Saturday, December 16, 2017

Short is Sweet

Title: Some of the Best from Tor.com: 2015: A Tor.Com Original
Editors: Ellen Datlow et. al (eight editors total)
Publisher: Tor.com

Not terribly timely here (2015 collection...at the end of 2017), but this was sitting on my Kindle for a while and I only just got round to reading it, so I figured I'd write a review.

This collection includes around 20 science fiction stories of varying length, sub-genres and quality. In reviewing anthologies it's easier to comment on each story, rather than the collection as a whole, but in general the overall quality here isn't that great. I picked up the digital version for less than $3, so no complaints there, but even then you'd probably do better seeking out individual good stories than buying the whole pack.

Another minor quibble with the Kindle edition: There's no index, so no way to jump straight to the story you want to read. Terrible oversight for an anthology. Also, there's an error where they second half of one story is printed again at the end of another story.

As for the stories themselves, there's a tendency for the shorter stories to be better, with the longer ones dragging on far too long and stretching whatever neato concept they had past the breaking point of my patience.

The So Good

"Please Undo this Hurt" by Seth Dickinson: Very subtle, slightly surreal story about two friends coping with depression, who are offered what appears to be a painless way out. I like that the SF element might or might not even exist--is the "out" real or not? Really made me think.

“Some Gods of El Paso” by Maria Dahvana Headley: Takes the idea of emotion as a drug and runs with it, featuring a Bonnie and Clyde duo trading in black-market feelings. The analogy gets stretched a little too much here, but the writing carries it along with a great sense of fun.

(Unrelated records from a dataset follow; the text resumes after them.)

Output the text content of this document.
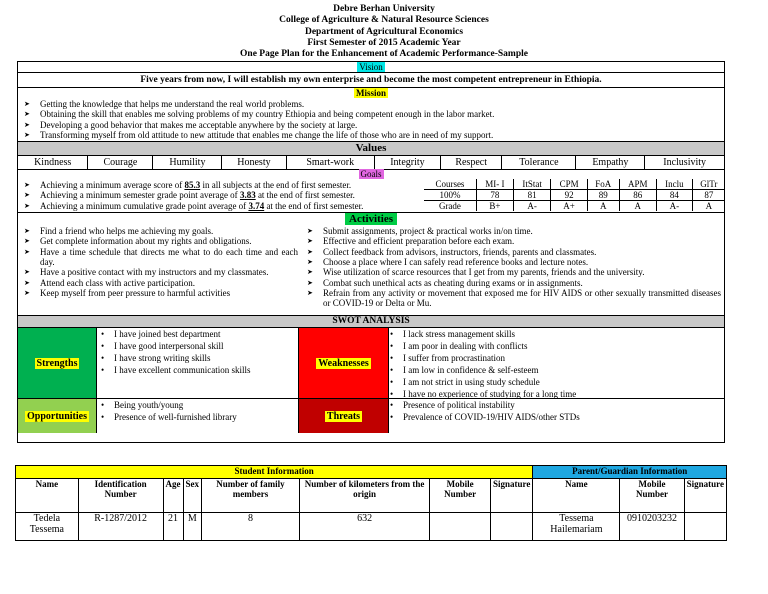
Debre Berhan University
College of Agriculture & Natural Resource Sciences
Department of Agricultural Economics
First Semester of 2015 Academic Year
One Page Plan for the Enhancement of Academic Performance-Sample
Vision
Five years from now, I will establish my own enterprise and become the most competent entrepreneur in Ethiopia.
Mission
➤ Getting the knowledge that helps me understand the real world problems.
➤ Obtaining the skill that enables me solving problems of my country Ethiopia and being competent enough in the labor market.
➤ Developing a good behavior that makes me acceptable anywhere by the society at large.
➤ Transforming myself from old attitude to new attitude that enables me change the life of those who are in need of my support.
Values
Kindness	Courage	Humility	Honesty	Smart-work	Integrity	Respect	Tolerance	Empathy	Inclusivity
Goals
➤ Achieving a minimum average score of 85.3 in all subjects at the end of first semester.
➤ Achieving a minimum semester grade point average of 3.83 at the end of first semester.
➤ Achieving a minimum cumulative grade point average of 3.74 at the end of first semester.
Courses	MI- I	ItStat	CPM	FoA	APM	Inclu	GlTr
100%	78	81	92	89	86	84	87
Grade	B+	A-	A+	A	A	A-	A
Activities
➤ Find a friend who helps me achieving my goals.
➤ Get complete information about my rights and obligations.
➤ Have a time schedule that directs me what to do each time and each day.
➤ Have a positive contact with my instructors and my classmates.
➤ Attend each class with active participation.
➤ Keep myself from peer pressure to harmful activities
➤ Submit assignments, project & practical works in/on time.
➤ Effective and efficient preparation before each exam.
➤ Collect feedback from advisors, instructors, friends, parents and classmates.
➤ Choose a place where I can safely read reference books and lecture notes.
➤ Wise utilization of scarce resources that I get from my parents, friends and the university.
➤ Combat such unethical acts as cheating during exams or in assignments.
➤ Refrain from any activity or movement that exposed me for HIV AIDS or other sexually transmitted diseases or COVID-19 or Delta or Mu.
SWOT ANALYSIS
Strengths
• I have joined best department
• I have good interpersonal skill
• I have strong writing skills
• I have excellent communication skills
Weaknesses
• I lack stress management skills
• I am poor in dealing with conflicts
• I suffer from procrastination
• I am low in confidence & self-esteem
• I am not strict in using study schedule
• I have no experience of studying for a long time
Opportunities
• Being youth/young
• Presence of well-furnished library	Threats
• Presence of political instability
• Prevalence of COVID-19/HIV AIDS/other STDs
Student Information								Parent/Guardian Information		
Name	Identification Number	Age	Sex	Number of family members	Number of kilometers from the origin	Mobile Number	Signature	Name	Mobile Number	Signature
Tedela Tessema	R-1287/2012	21	M	8	632			Tessema Hailemariam	0910203232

"The Shape of My Name" by Nino Cipri: The plot here is pretty basic, and those of you who don't like modern social commentary will likely hate this, but I thought it was elevated by the writing, the cadence and the use of verbal imagery. Beautiful words in service of a so-so plot.

The Not So Good 



"Thyme Fiend" by Jeffrey Ford, “Islands off the Coast of Capitola, 1978” by David Herter and “Waters of Versailles” by Kelly Robson: Novella length, each starts of interesting but drags interminably.

“Variations on an Apple” by Yoon Ha Lee: Is there a term yet for writers who deliberately fill their prose with the most obscure terms possible? Anamorphically, integument, tessellations, reifying... I'm not against the writer stretching my vocabulary here and there, but doing it every other sentence is simply wearying and smacks of deliberate obfuscation (hah, two can play this game) and intellectual showing-off. To paraphrase Hemingway, big ideas don't have to come from big words.

The Forgettable

All the rest, really. None were terribly memorable, I'm afraid.